Created 12-29-2017 06:40 AM
I am reading csv files from s3 and writing into a hive table as orc. While writing, it is writing lot of small files. I need to merge all these files. I have following properties set:
spark.sql("SET hive.merge.sparkfiles = true") spark.sql("SET hive.merge.mapredfiles = true") spark.sql("SET hive.merge.mapfiles = true") spark.sql("set hive.merge.smallfiles.avgsize = 128000000") spark.sql("set hive.merge.size.per.task = 128000000")
apart from these configurations I tried repartition(1) and coalesce(1) which does the merge into single file but it deletes the hive table and creates it again.
masterFile.repartition(1).write.mode(SaveMode.Overwrite).partitionBy(<partitioncolumn>).orc(<HIVEtbl>)
If I use Append mode instead of Overwrite it creates duplication files under each partition.
masterFile.repartition(1).write.mode(SaveMode.Append).partitionBy(<partitioncolumn>).orc(<HIVEtbl>)
In both cases the spark job runs twice and fails in second execution.
Is there any way that I can use repartition/coalesce with Append mode without duplication of part file in each partition?
Created 12-29-2017 06:43 PM
@R F I might suggest you spend some time in the documentation understanding what the difference between SaveMode.Append does and SaveMode.Overwrite. If you are appending you are adding to a table, if you are overwriting you are deleting and then adding files to a able.
All of the settings you set are map-reduce settings and not spark settings so you won't get any help there until you actually run a map-reduce job. (As your are using spark the settings won't help you.)
Could you provide the table definition and version of spark that you are using? That might help to understand what's happening.
I agree with your attempt to make larger files for performance, but is this a long term fix you are making or a long term problem? Spark is creating many partitions to make work easier in the future. You don't want to make one file when you have billions of rows. You should be writing by partition into this table, that will give you best performance in the long run. (Even if it means small files now, later it will be more efficient writing.)

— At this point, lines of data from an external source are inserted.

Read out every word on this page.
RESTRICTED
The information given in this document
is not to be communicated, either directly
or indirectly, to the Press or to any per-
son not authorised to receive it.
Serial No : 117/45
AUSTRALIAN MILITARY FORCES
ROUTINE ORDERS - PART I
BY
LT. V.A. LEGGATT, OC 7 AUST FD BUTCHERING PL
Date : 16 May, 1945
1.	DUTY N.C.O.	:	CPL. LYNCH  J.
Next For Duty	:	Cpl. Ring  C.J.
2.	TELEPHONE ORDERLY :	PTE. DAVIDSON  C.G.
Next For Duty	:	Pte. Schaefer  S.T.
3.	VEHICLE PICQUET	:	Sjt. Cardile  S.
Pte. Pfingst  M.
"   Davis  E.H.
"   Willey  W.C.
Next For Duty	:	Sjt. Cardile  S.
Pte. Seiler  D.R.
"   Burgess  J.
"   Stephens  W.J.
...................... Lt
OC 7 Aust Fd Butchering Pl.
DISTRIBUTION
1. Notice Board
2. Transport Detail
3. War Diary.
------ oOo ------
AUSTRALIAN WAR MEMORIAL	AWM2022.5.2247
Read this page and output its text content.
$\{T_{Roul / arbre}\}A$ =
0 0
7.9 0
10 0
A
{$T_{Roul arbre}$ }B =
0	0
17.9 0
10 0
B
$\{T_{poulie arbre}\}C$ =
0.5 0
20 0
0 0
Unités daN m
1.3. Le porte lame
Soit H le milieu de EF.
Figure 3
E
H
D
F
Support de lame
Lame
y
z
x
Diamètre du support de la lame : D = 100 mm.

I hope this helps, let me know if you need more clarity.
Created 12-29-2017 06:45 PM
I guess I should have said, it's because you are writing by partition that you are getting multiple small files...
Created 01-02-2018 08:36 AM
@Matt Andruff Thanks for responding. The question is not about difference between SaveMode.Append and SaveMode.Overwrite, I am concern about the spark job failure which happens due to multiple execution of same task while using repartition/coalesce.
Created 01-03-2018 04:44 PM
@R F - unless you are using "small data" don't use
repartition(1)
If you are getting small files it's because each existing spark partition is writing to it's own partition file. If you want one file per partition you can use this:
masterFile.repartition(<partitioncolumn>).write.mode(SaveMode.Append).partitionBy(<partitioncolumn>).orc(<HIVEtbl>)
This will repartition in spark by (partitioncolumn) which will ensure that there is only one file that could write to "partitionBy" column. If that makes sense. It's going to make the biggest possible files you could hope for.
Created 01-03-2018 04:49 PM
If there is a large amount of skew you are going to find a new error... so be careful with this. You may wish to revert back to the small file problem.
I should mention that if you want you could use a hive statement to 'rebuild' the table which would invoke your settings that you mentioned in the first post. That isn't ideal, as it's more efficient to just write it correctly the first time. But if you want some magic, and aren't going to do this as an ETL process repeatedly but a one time import that might be an acceptable answer.